Brain Food #616

Rock and sun, and the paradoxical reassurance of nature

Thoughts of the day

After watching this year’s Oscar winner, Nomadland, I began to look more into how the film came to be. I described it to a friend as a film about moving on, through the constant act of moving, although sometimes moving on has a lot to do with standing still and confronting the loss that we may be running away from.

Through its layers of themes, Nomadland is also an homage to nature and its engulfing vastness, that can be both welcoming, a temporary home to the nomads, but also a powerful force, bigger than they can ever be. “You can die out here,” a character says in a memorable moment. The line is not spoken as a threat, or an overly dramatic expression of fear, but just as a fact.

Through my own exploration, I came across Edward Abbey, a park ranger in the late 1950s. During that time he began to record his experiences and thoughts, which culminated in his book Desert Solitaire, and which also inspired the director of Nomadland, Chloé Zhao.

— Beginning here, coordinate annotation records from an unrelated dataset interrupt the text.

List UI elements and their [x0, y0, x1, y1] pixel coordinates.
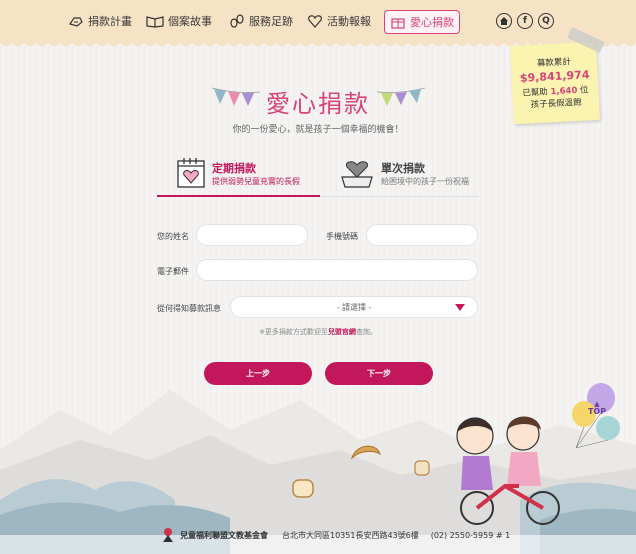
- phone-label: 手機號碼: [326, 232, 358, 241]
- caret-down-icon: [455, 304, 465, 311]
- source-select-value: - 請選擇 -: [336, 302, 372, 312]
- facebook-button[interactable]: f: [517, 13, 533, 29]
- nav-item-donation-plan[interactable]: 捐款計畫: [68, 12, 132, 30]
- footer: 兒童福利聯盟文教基金會 台北市大同區10351長安西路43號6樓 (02) 25…: [160, 527, 510, 543]
- handshake-icon: [69, 17, 83, 27]
- nav-item-donate[interactable]: 愛心捐款: [384, 10, 460, 34]
- facebook-icon: f: [523, 16, 527, 26]
- kids-bicycle-illustration: [456, 416, 560, 525]
- home-button[interactable]: [496, 13, 512, 29]
- tab-description: 給困境中的孩子一份祝福: [381, 177, 469, 186]
- hint-link[interactable]: 兒盟官網: [328, 328, 356, 336]
- calendar-heart-icon: [177, 158, 205, 188]
- email-label: 電子郵件: [157, 267, 189, 276]
- tab-name: 定期捐款: [212, 162, 256, 175]
- name-label: 您的姓名: [157, 232, 189, 241]
- bread-slice-icon: [292, 479, 314, 498]
- hint-prefix: ※更多捐款方式歡迎至: [259, 328, 328, 336]
- search-icon: Q: [542, 16, 550, 26]
- nav-item-label: 捐款計畫: [88, 15, 132, 28]
- nav-item-label: 服務足跡: [249, 15, 293, 28]
- nav-item-case-stories[interactable]: 個案故事: [146, 12, 212, 30]
- phone-field[interactable]: [366, 224, 478, 246]
- footprint-icon: [230, 14, 244, 28]
- org-logo-icon: [163, 528, 173, 542]
- tab-single-donation[interactable]: 單次捐款 給困境中的孩子一份祝福: [335, 157, 485, 195]
- toast-icon: [414, 460, 430, 476]
- tab-name: 單次捐款: [381, 162, 425, 175]
- hint-suffix: 查詢。: [355, 328, 377, 336]
- book-icon: [146, 16, 164, 28]
- page-subtitle: 你的一份愛心，就是孩子一個幸福的機會！: [232, 125, 404, 135]
- nav-item-label: 個案故事: [168, 15, 212, 28]
- nav-item-label: 愛心捐款: [410, 16, 454, 29]
- active-tab-indicator: [157, 195, 320, 197]
- page-title: 愛心捐款: [266, 90, 370, 118]
- source-label: 從何得知募款訊息: [157, 304, 221, 313]
- nav-item-service-footprint[interactable]: 服務足跡: [229, 12, 293, 30]
- heart-icon: [308, 15, 322, 28]
- heart-box-icon: [341, 161, 373, 188]
- tab-description: 提供弱勢兒童充實的長假: [212, 177, 300, 186]
- tab-recurring-donation[interactable]: 定期捐款 提供弱勢兒童充實的長假: [170, 157, 320, 195]
- name-field[interactable]: [196, 224, 308, 246]
- source-select[interactable]: - 請選擇 -: [230, 296, 478, 318]
- nav-item-label: 活動報報: [327, 15, 371, 28]
- previous-button[interactable]: 上一步: [204, 362, 312, 385]
- email-field[interactable]: [196, 259, 478, 281]
- croissant-icon: [350, 445, 381, 460]
- balloons-illustration: [572, 383, 620, 449]
- footer-phone: (02) 2550-5959 # 1: [430, 530, 511, 540]
- donation-hint: ※更多捐款方式歡迎至兒盟官網查詢。: [0, 327, 636, 337]
- nav-item-activity-news[interactable]: 活動報報: [307, 12, 371, 30]
- home-icon: [500, 17, 508, 25]
- top-button-label: TOP: [587, 406, 607, 416]
- footer-org-name: 兒童福利聯盟文教基金會: [180, 530, 268, 540]
- gift-icon: [391, 18, 405, 29]
- footer-address: 台北市大同區10351長安西路43號6樓: [282, 530, 419, 540]
- next-button[interactable]: 下一步: [325, 362, 433, 385]
- search-button[interactable]: Q: [538, 13, 554, 29]
- back-to-top-button[interactable]: ▲ TOP: [583, 399, 611, 417]
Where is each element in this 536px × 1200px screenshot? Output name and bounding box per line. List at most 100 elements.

Abbey captures the smallness of man against nature, and the paradoxical reassurance that this provides, in the following lines, that verge on the sublime:

“Men come and go, cities rise and fall, whole civilizations appear and disappear—the earth remains, slightly modified. The earth remains, and the heartbreaking beauty where there are no hearts to break... I sometimes choose to think, no doubt perversely, that man is a dream, thought an illusion, and only rock is real. Rock and sun.”

This simple truth, that we can all disappear so easily, as many others have done before us, provides a jarring sense of perspective. We are too little and insignificant. Many of our troubles are not only universal but also magnified because we are too close to them. The concept of status vanishes against the backdrop of an endless sky.